All “foreign” proteins, nucleic acids, many polysaccharides and complex lipids have antigenic properties. Antigens can also be bacterial toxins and whole cells of microorganisms, or more precisely the macromolecules that make up them. In addition, low molecular weight compounds, such as steroids and some drugs, can also exhibit antigenic activity, provided they are previously bound to a carrier protein, for example, blood plasma albumin. (This is the basis for the detection of some doping drugs by the immunochemical method during doping control).
The antigen that enters the bloodstream is recognized by special leukocytes - T-lymphocytes, which then stimulate the transformation of another type of leukocyte - B-lymphocytes into plasma cells, which then synthesize special proteins - antibodies

or
immunoglobulins
. The larger the antigen molecule, the more different antibodies are formed in response to its entry into the body. Each antibody has two binding sites for interaction with a strictly defined antigen. Thus, each antigen causes the synthesis of strictly specific antibodies.

The resulting antibodies enter the blood plasma and bind there to the antigen molecule. The interaction of antibodies with antigen is carried out through the formation of non-covalent bonds between them. This interaction is analogous to the formation of an enzyme-substrate complex during enzymatic catalysis, with the binding site of the antibody corresponding to the active site of the enzyme. Since most antigens are high-molecular compounds, many antibodies simultaneously attach to the antigen.

antigen-antibody complex

further undergoes
phagocytosis
.
If the antigen is a foreign cell, then the antigen-antibody complex is exposed to enzymes in the blood plasma under the general name of the complement system .
This complex enzymatic system ultimately causes lysis of the foreign cell, i.e.
its destruction. The resulting lysis products are then also subject to phagocytosis
.

Since antibodies are formed in excess quantities in response to the arrival of antigen, a significant part of them remains for a long time in the blood plasma, in the g-globulin fraction. A healthy person’s blood contains a huge amount of different antibodies formed as a result of contact with many foreign substances and microorganisms.

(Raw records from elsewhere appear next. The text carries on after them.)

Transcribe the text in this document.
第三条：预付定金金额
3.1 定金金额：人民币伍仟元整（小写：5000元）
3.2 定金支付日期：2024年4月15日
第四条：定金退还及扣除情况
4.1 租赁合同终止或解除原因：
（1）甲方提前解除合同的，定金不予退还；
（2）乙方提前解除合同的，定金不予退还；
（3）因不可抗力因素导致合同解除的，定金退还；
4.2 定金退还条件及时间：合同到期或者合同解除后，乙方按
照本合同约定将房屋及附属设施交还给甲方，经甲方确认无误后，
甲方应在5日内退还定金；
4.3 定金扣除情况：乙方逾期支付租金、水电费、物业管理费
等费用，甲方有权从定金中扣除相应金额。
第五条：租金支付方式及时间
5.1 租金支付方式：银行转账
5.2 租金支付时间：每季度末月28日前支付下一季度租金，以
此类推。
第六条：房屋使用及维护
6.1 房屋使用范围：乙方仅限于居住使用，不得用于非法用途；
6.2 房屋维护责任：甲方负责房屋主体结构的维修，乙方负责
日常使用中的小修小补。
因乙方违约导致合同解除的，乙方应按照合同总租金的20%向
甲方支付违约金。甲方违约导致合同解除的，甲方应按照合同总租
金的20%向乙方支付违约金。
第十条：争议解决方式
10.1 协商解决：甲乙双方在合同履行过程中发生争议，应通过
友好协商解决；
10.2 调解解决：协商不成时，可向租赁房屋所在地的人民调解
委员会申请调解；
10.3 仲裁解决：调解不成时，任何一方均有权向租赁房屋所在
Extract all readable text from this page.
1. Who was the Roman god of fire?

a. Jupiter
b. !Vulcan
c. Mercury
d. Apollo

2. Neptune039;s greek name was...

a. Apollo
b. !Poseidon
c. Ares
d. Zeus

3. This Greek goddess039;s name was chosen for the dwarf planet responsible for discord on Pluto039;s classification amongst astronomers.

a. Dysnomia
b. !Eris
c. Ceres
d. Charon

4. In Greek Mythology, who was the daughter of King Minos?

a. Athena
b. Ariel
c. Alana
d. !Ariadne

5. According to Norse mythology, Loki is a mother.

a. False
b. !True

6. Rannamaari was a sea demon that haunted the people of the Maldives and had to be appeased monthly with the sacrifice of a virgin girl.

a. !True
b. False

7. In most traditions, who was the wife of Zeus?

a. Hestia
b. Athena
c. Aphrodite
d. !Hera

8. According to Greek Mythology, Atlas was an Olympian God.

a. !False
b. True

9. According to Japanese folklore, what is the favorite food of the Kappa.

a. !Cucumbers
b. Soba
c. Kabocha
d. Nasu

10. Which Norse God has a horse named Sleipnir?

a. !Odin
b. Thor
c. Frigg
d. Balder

The presence of ready-made antibodies in the blood allows the body to quickly neutralize antigens newly entering the blood. Preventive vaccinations are based on this phenomenon.

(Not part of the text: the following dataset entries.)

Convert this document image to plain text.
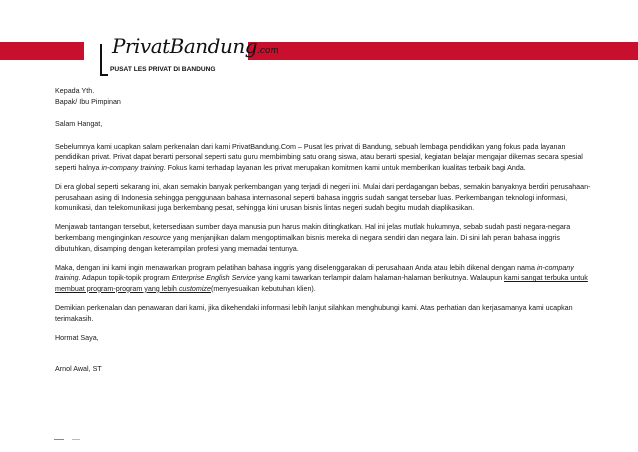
PrivatBandung.com
PUSAT LES PRIVAT DI BANDUNG

Kepada Yth.

Bapak/ Ibu Pimpinan

Salam Hangat,

Sebelumnya kami ucapkan salam perkenalan dari kami PrivatBandung.Com – Pusat les privat di Bandung, sebuah lembaga pendidikan yang fokus pada layanan pendidikan privat. Privat dapat berarti personal seperti satu guru membimbing satu orang siswa, atau berarti spesial, kegiatan belajar mengajar dikemas secara spesial seperti halnya in-company training. Fokus kami terhadap layanan les privat merupakan komitmen kami untuk memberikan kualitas terbaik bagi Anda.

Di era global seperti sekarang ini, akan semakin banyak perkembangan yang terjadi di negeri ini. Mulai dari perdagangan bebas, semakin banyaknya berdiri perusahaan-perusahaan asing di Indonesia sehingga penggunaan bahasa internasonal seperti bahasa inggris sudah sangat tersebar luas. Perkembangan teknologi informasi, komunikasi, dan telekomunikasi juga berkembang pesat, sehingga kini urusan bisnis lintas negeri sudah begitu mudah diaplikasikan.

Menjawab tantangan tersebut, ketersediaan sumber daya manusia pun harus makin ditingkatkan. Hal ini jelas mutlak hukumnya, sebab sudah pasti negara-negara berkembang menginginkan resource yang menjanjikan dalam mengoptimalkan bisnis mereka di negara sendiri dan negara lain. Di sini lah peran bahasa inggris dibutuhkan, disamping dengan keterampilan profesi yang memadai tentunya.

Maka, dengan ini kami ingin menawarkan program pelatihan bahasa inggris yang diselenggarakan di perusahaan Anda atau lebih dikenal dengan nama in-company training. Adapun topik-topik program Enterprise English Service yang kami tawarkan terlampir dalam halaman-halaman berikutnya. Walaupun kami sangat terbuka untuk membuat program-program yang lebih customize(menyesuaikan kebutuhan klien).

Demikian perkenalan dan penawaran dari kami, jika dikehendaki informasi lebih lanjut silahkan menghubungi kami. Atas perhatian dan kerjasamanya kami ucapkan terimakasih.

Hormat Saya,

Arnol Awal, ST
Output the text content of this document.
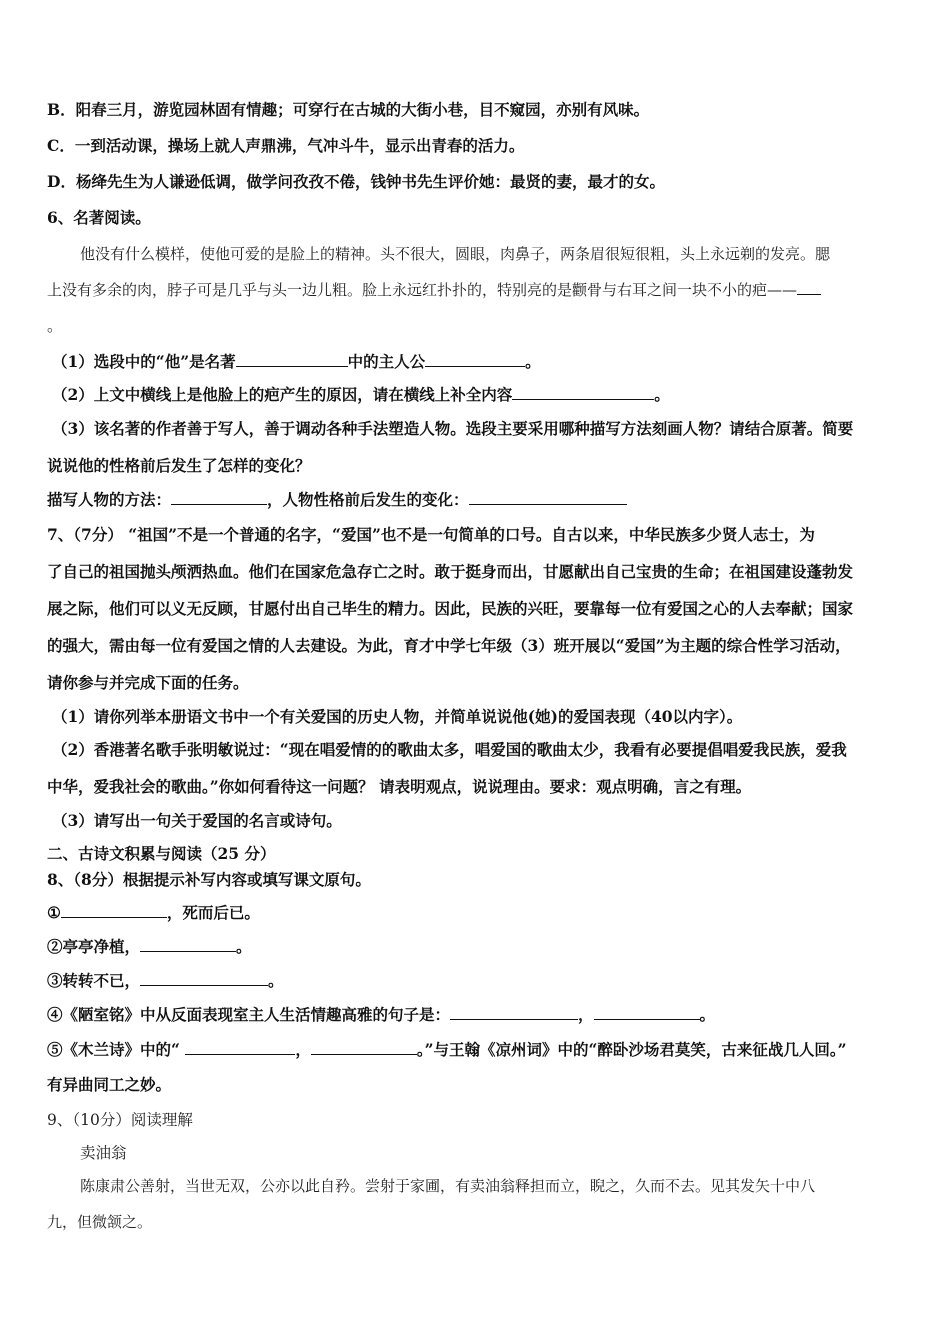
B．阳春三月，游览园林固有情趣；可穿行在古城的大街小巷，目不窥园，亦别有风味。
C．一到活动课，操场上就人声鼎沸，气冲斗牛，显示出青春的活力。
D．杨绛先生为人谦逊低调，做学问孜孜不倦，钱钟书先生评价她：最贤的妻，最才的女。
6、名著阅读。
他没有什么模样，使他可爱的是脸上的精神。头不很大，圆眼，肉鼻子，两条眉很短很粗，头上永远剃的发亮。腮
上没有多余的肉，脖子可是几乎与头一边儿粗。脸上永远红扑扑的，特别亮的是颧骨与右耳之间一块不小的疤——
。
（1）选段中的“他”是名著	中的主人公	。
（2）上文中横线上是他脸上的疤产生的原因，请在横线上补全内容	。
（3）该名著的作者善于写人，善于调动各种手法塑造人物。选段主要采用哪种描写方法刻画人物？请结合原著。简要
说说他的性格前后发生了怎样的变化？
描写人物的方法：	，人物性格前后发生的变化：
7、（7分） “祖国”不是一个普通的名字，“爱国”也不是一句简单的口号。自古以来，中华民族多少贤人志士，为
了自己的祖国抛头颅洒热血。他们在国家危急存亡之时。敢于挺身而出，甘愿献出自己宝贵的生命；在祖国建设蓬勃发
展之际，他们可以义无反顾，甘愿付出自己毕生的精力。因此，民族的兴旺，要靠每一位有爱国之心的人去奉献；国家
的强大，需由每一位有爱国之情的人去建设。为此，育才中学七年级（3）班开展以“爱国”为主题的综合性学习活动，
请你参与并完成下面的任务。
（1）请你列举本册语文书中一个有关爱国的历史人物，并简单说说他(她)的爱国表现（40以内字）。
（2）香港著名歌手张明敏说过：“现在唱爱情的的歌曲太多，唱爱国的歌曲太少，我看有必要提倡唱爱我民族，爱我
中华，爱我社会的歌曲。”你如何看待这一问题？ 请表明观点，说说理由。要求：观点明确，言之有理。
（3）请写出一句关于爱国的名言或诗句。
二、古诗文积累与阅读（25 分）
8、（8分）根据提示补写内容或填写课文原句。
①	，死而后已。
②亭亭净植，	。
③转转不已，	。
④《陋室铭》中从反面表现室主人生活情趣高雅的句子是：	，	。
⑤《木兰诗》中的“	，	。”与王翰《凉州词》中的“醉卧沙场君莫笑，古来征战几人回。”
有异曲同工之妙。
9、（10分）阅读理解
卖油翁
陈康肃公善射，当世无双，公亦以此自矜。尝射于家圃，有卖油翁释担而立，睨之，久而不去。见其发矢十中八
九，但微颔之。
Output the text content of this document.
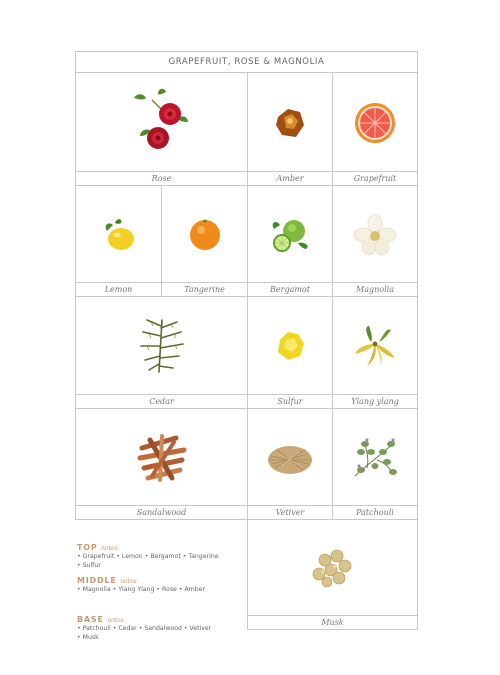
GRAPEFRUIT, ROSE & MAGNOLIA
Rose	Amber	Grapefruit
Lemon	Tangerine	Bergamot	Magnolia
Cedar	Sulfur	Ylang ylang
Sandalwood	Vetiver	Patchouli
Musk
TOP notes
• Grapefruit • Lemon • Bergamot • Tangerine
• Sulfur
MIDDLE notes
• Magnolia • Ylang Ylang • Rose • Amber
BASE notes
• Patchouli • Cedar • Sandalwood • Vetiver
• Musk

Other forms of leukocytes are monocytes

and
granulocytes
participate in
phagocytosis
. Phagocytosis can be considered as a nonspecific protective reaction, aimed primarily at the destruction of microorganisms entering the body. During the process of phagocytosis, monocytes and granulocytes engulf bacteria, as well as large foreign molecules, and destroy them with their lysosomal enzymes. Phagocytosis is also accompanied by the formation of reactive oxygen species, the so-called free oxygen radicals, which, by oxidizing the lipoids of bacterial membranes, contribute to the destruction of microorganisms.

As noted above, antigen-antibody complexes are also subject to phagocytosis.

Nonspecific protection factors include skin and mucous barriers, bactericidal gastric juice, inflammation, enzymes (lysozyme, proteinases, peroxidases)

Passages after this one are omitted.